Parties

This Business Associate Agreement (the “Agreement”) is entered into by and between (a) the Customer that has accepted PsyFi’s Terms of Service for the Services (the “Covered Entity” or, if applicable, a “Business Associate” acting on behalf of a Covered Entity) and (b) Oaken Cloud Technologies, LLC d/b/a PsyFi Technologies (the “Business Associate”).

This Agreement is incorporated into the Terms of Service by reference where applicable.

Definitions

Capitalized terms not defined herein have the meaning ascribed by HIPAA, including 45 C.F.R. Parts 160 and 164.

Obligations of Business Associate

• Use or disclose PHI only as permitted by this Agreement, as required by law, or as otherwise authorized in writing by Covered Entity.
• Implement administrative, physical, and technical safeguards that reasonably and appropriately protect the confidentiality, integrity, and availability of ePHI as required by the Security Rule.
• Mitigate, to the extent practicable, any harmful effect known to Business Associate of a use or disclosure of PHI in violation of this Agreement.
• Ensure that any Subcontractor to whom Business Associate provides PHI agrees in writing to substantially the same restrictions and conditions.
• Make PHI available to Covered Entity as necessary for individuals to access and amend their PHI, and to provide an accounting of disclosures, as required by 45 C.F.R. §§ 164.524, 164.526, and 164.528.
• Make internal practices, books, and records relating to the use and disclosure of PHI available to the Secretary of HHS for purposes of determining compliance.

Obligations of Covered Entity

• Notify Business Associate of any limitation in Covered Entity’s notice of privacy practices, changes in permissions by individuals, or restrictions agreed to that affect Business Associate’s use or disclosure of PHI.
• Not request or require Business Associate to use or disclose PHI in a manner not permitted by law.

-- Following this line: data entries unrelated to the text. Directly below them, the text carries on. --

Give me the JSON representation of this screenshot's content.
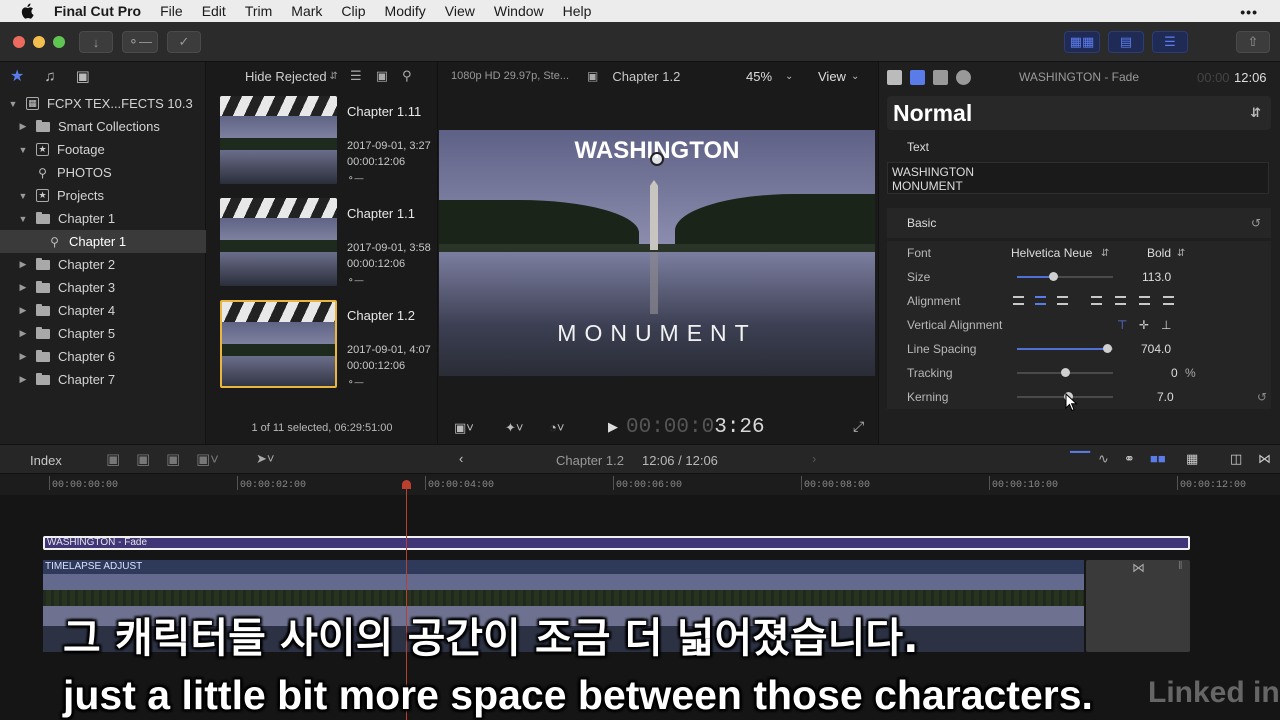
{
  "menubar": {
    "app": "Final Cut Pro",
    "items": [
      "File",
      "Edit",
      "Trim",
      "Mark",
      "Clip",
      "Modify",
      "View",
      "Window",
      "Help"
    ]
  },
  "library": {
    "rows": [
      {
        "label": "FCPX TEX...FECTS 10.3",
        "level": 0,
        "icon": "library-icon",
        "tri": "▼"
      },
      {
        "label": "Smart Collections",
        "level": 1,
        "icon": "folder-icon",
        "tri": "▶"
      },
      {
        "label": "Footage",
        "level": 1,
        "icon": "event-icon",
        "tri": "▼"
      },
      {
        "label": "PHOTOS",
        "level": 2,
        "icon": "keyword-icon",
        "tri": ""
      },
      {
        "label": "Projects",
        "level": 1,
        "icon": "event-icon",
        "tri": "▼"
      },
      {
        "label": "Chapter 1",
        "level": 2,
        "icon": "folder-icon",
        "tri": "▼"
      },
      {
        "label": "Chapter 1",
        "level": 3,
        "icon": "keyword-icon",
        "tri": "",
        "selected": true
      },
      {
        "label": "Chapter 2",
        "level": 2,
        "icon": "folder-icon",
        "tri": "▶"
      },
      {
        "label": "Chapter 3",
        "level": 2,
        "icon": "folder-icon",
        "tri": "▶"
      },
      {
        "label": "Chapter 4",
        "level": 2,
        "icon": "folder-icon",
        "tri": "▶"
      },
      {
        "label": "Chapter 5",
        "level": 2,
        "icon": "folder-icon",
        "tri": "▶"
      },
      {
        "label": "Chapter 6",
        "level": 2,
        "icon": "folder-icon",
        "tri": "▶"
      },
      {
        "label": "Chapter 7",
        "level": 2,
        "icon": "folder-icon",
        "tri": "▶"
      }
    ]
  },
  "browser": {
    "filter": "Hide Rejected",
    "clips": [
      {
        "title": "Chapter 1.11",
        "date": "2017-09-01, 3:27",
        "duration": "00:00:12:06"
      },
      {
        "title": "Chapter 1.1",
        "date": "2017-09-01, 3:58",
        "duration": "00:00:12:06"
      },
      {
        "title": "Chapter 1.2",
        "date": "2017-09-01, 4:07",
        "duration": "00:00:12:06"
      }
    ],
    "status": "1 of 11 selected, 06:29:51:00"
  },
  "viewer": {
    "format": "1080p HD 29.97p, Ste...",
    "project": "Chapter 1.2",
    "zoom": "45%",
    "view_label": "View",
    "title_top": "WASHINGTON",
    "title_bottom": "MONUMENT",
    "timecode_dim": "00:00:0",
    "timecode_lit": "3:26"
  },
  "inspector": {
    "header_title": "WASHINGTON - Fade",
    "header_dur_dim": "00:00",
    "header_dur": "12:06",
    "preset": "Normal",
    "text_label": "Text",
    "text_lines": [
      "WASHINGTON",
      "MONUMENT"
    ],
    "basic_label": "Basic",
    "font_label": "Font",
    "font_value": "Helvetica Neue",
    "weight_value": "Bold",
    "size_label": "Size",
    "size_value": "113.0",
    "alignment_label": "Alignment",
    "valign_label": "Vertical Alignment",
    "spacing_label": "Line Spacing",
    "spacing_value": "704.0",
    "tracking_label": "Tracking",
    "tracking_value": "0",
    "tracking_unit": "%",
    "kerning_label": "Kerning",
    "kerning_value": "7.0"
  },
  "timeline": {
    "index_label": "Index",
    "project": "Chapter 1.2",
    "position": "12:06 / 12:06",
    "ruler": [
      "00:00:00:00",
      "00:00:02:00",
      "00:00:04:00",
      "00:00:06:00",
      "00:00:08:00",
      "00:00:10:00",
      "00:00:12:00"
    ],
    "title_clip": "WASHINGTON - Fade",
    "video_clip": "TIMELAPSE ADJUST"
  },
  "subtitles": {
    "korean": "그 캐릭터들 사이의 공간이 조금 더 넓어졌습니다.",
    "english": "just a little bit more space between those characters."
  },
  "watermark": "Linked in",
  "colors": {
    "accent": "#5a7ce8",
    "selection": "#e8b73c",
    "playhead": "#b9402f",
    "title_clip": "#3f3577"
  }
}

Permitted Uses & Disclosures

Business Associate may use and disclose PHI to provide Services to Covered Entity; for the proper management and administration of Business Associate; and to carry out legal responsibilities, provided that disclosures are required by law or Business Associate obtains reasonable assurances from the recipient regarding confidentiality and permitted further use.

Safeguards

Business Associate shall maintain policies and procedures, workforce training, access controls, encryption, logging, and other safeguards proportionate to risk. For additional detail, see PsyFi’s Security & Compliance documentation referenced in the master agreement.

Breach Notification

Business Associate will report to Covered Entity any use or disclosure of PHI not provided for by this Agreement, including breaches of unsecured PHI as defined by 45 C.F.R. § 164.402, without unreasonable delay and in no case later than 30 calendar days after discovery. Notice will include, to the extent available, the identification of affected individuals and information sufficient to support Covered Entity’s notification obligations.

Subcontractors

Business Associate will ensure that Subcontractors agree in writing to restrictions and conditions that are substantially similar to those applicable to Business Associate with respect to PHI.

Term & Termination

• Term. This Agreement becomes effective when Customer accepts the Terms of Service (or other written agreement that incorporates this Agreement) and remains in effect until terminated in accordance with this Section.
• Termination for Cause. Covered Entity may terminate this Agreement if it determines that Business Associate has materially breached it and Business Associate has not cured the breach within a reasonable time after receiving written notice.
• Effect of Termination. Upon termination, Business Associate will return or destroy PHI, if feasible. If return or destruction is infeasible, Business Associate will extend protections and limit further uses to those purposes that make the return or destruction infeasible.

Miscellaneous

• This Agreement is governed by the laws applicable to the master agreement between the parties.
• This Agreement may be amended to comply with changes in HIPAA and related laws.
• Any ambiguity shall be resolved to permit compliance with HIPAA.
• This Agreement may be executed electronically. Customer’s acceptance of the Terms of Service (including by clicking “I agree” or creating an account) constitutes execution of this Agreement where applicable.